Przestań dawać innym prawo do decydowania za ciebie. Rodzice, partner, przyjaciółka, dla których być może twoje dobro wcale nie jest tak ważne, jak to, by mogli poczuć się kimś ważniejszym, mądrzejszym od ciebie, lepszym…
Zdobądź się na odwagę by być sobą. Przestań przepraszać za to, jaka jesteś. Jesteś niesamowita i jeśli ktoś nie potrafi tego zaakceptować, nie zasługuję na twoją przyjaźń. Nie miej wyrzutów sumienia dlatego, że ci się udało, nie przepraszaj nikogo za to, że odniosłaś sukces, a ktoś inny nie. To nie twoja wina, to jego brak kompetencji, a może talentu czy pracowitości. Każdy odpowiada za siebie przed swoim własnym sumieniem, prawda?
Uważasz, że żeby założyć te dżinsy, trzeba mieć idealne nogi? Twoje nogi są idealne, a ty możesz założyć na siebie to, na co masz ochotę. Boisz się być śmieszną? Wolisz się dobrze czuć sama ze sobą, czy żyć tak, by nie paść
Zdajesz sobie sprawę z tego, że „ludzie zawsze będą gadali”, że zawsze znajdzie się gdzieś w pobliżu osoba, której coś się nie spodoba? Że „krytyków” i „oskarżycieli” jest zawsze więcej niż tych, którzy podejdą do ciebie i powiedzą: „Pięknie wyglądasz, promieniejesz radością?”. Noś, co chcesz, jeśli masz wewnętrzne przekonanie, że dobrze się w tym czujesz.
Nie cierpisz sushi, ale chodzisz na sushi, bo tak robią twoi znajomi. Dlaczego to sobie robisz? Wiesz dobrze, że to tylko przykład. Pewnie jest tysiące takich rzeczy, których chętnie pozbyłabyś się ze swojego życia, ale tego nie zrobisz, bo wydaje ci się, że dzięki nim jesteś „kimś”. To iluzja. Jesteś „kimś”, właśnie dlatego, że nie cierpisz sushi. To czego nie lubisz, to czego pragniesz, o czym marzysz, to wszystko właśnie składa się na to, kim naprawdę jesteś. Na twoją wyjątkowość, którą na pewno ktoś już zauważył i docenił. Widzisz, jednak najważniejsze jest to, żebyś dostrzegła ją i doceniła przede wszystkim ty sama.
Masz tyle do zrobienia w swoim życiu. Cokolwiek zadecydujesz, w którąkolwiek stronę pójdziesz, będziesz mieć świadomość, że żyjesz w zgodzie ze sobą, że to, co się wydarza, jest konsekwencją twoich działań. Nie rezygnuj nigdy z tej największej możliwości, jaką dostajesz w dniu urodzenia: z kreowania swojej rzeczywistości, z dokonywania wyborów.

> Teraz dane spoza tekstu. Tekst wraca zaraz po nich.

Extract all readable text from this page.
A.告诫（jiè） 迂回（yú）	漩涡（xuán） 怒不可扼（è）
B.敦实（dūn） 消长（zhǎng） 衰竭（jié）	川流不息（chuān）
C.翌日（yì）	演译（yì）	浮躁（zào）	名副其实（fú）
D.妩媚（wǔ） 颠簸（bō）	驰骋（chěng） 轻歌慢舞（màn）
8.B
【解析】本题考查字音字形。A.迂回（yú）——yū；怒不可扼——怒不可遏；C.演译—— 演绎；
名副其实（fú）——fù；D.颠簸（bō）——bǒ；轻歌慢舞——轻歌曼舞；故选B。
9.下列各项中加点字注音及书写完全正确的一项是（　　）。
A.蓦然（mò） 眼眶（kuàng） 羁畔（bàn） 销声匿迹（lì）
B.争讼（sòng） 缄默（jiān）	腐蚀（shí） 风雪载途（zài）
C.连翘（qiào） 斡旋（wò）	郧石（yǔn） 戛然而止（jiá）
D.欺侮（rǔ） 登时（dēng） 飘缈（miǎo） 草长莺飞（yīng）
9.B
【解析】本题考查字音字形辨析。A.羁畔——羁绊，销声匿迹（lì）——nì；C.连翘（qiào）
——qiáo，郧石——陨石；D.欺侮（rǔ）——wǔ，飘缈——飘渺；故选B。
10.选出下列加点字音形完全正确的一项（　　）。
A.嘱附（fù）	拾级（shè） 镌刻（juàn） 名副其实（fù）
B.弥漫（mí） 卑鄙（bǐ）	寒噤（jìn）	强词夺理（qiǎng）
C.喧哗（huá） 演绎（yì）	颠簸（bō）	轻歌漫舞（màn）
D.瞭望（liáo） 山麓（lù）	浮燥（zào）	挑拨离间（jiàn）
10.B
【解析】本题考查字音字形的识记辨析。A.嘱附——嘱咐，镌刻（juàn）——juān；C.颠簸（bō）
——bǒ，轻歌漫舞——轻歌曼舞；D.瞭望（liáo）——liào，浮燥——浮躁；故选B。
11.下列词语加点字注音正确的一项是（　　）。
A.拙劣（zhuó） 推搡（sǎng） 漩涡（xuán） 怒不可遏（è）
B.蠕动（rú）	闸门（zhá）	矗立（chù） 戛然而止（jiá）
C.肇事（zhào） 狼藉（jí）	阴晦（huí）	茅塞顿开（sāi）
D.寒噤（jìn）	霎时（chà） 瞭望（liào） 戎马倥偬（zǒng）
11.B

Uwierz w siebie. Jeśli ty uwierzysz w siebie, ułatwisz tę wiarę innym, uruchomisz lawinę pozytywnych zdarzeń, takich, które przybliżą cię do osiągnięcia celów i marzeń, o których wcześniej bałaś się myśleć. Nie potrzebujesz przeglądać się w oczach innych ludzi, żeby poczuć, że jesteś kimś ważnym. Nie potrzebujesz potwierdzać swojej wartości ich słowami uznania. Zaufaj, że potrafisz wybrać mądrze, dobrze. Że osiągniesz upragnione szczęście, nie uzależniając go od innych ludzi, tego jak cię postrzegają, co o tobie myślą, aż wreszcie – tego, co do ciebie czują.
Największym naszym problemem jest to, że ciągle patrzymy na siebie przez pryzmat oczekiwań i wymagań innych, obecnych w naszym życiu osób. Wpadamy w pułapkę porównywania się, dostosowywania się, gubimy to, co jest naszą największą wartością: autentyzm. Przestańmy tak bardzo wsłuchiwać się w innych. Nauczmy się słuchać siebie i żyć w zgodzie ze sobą.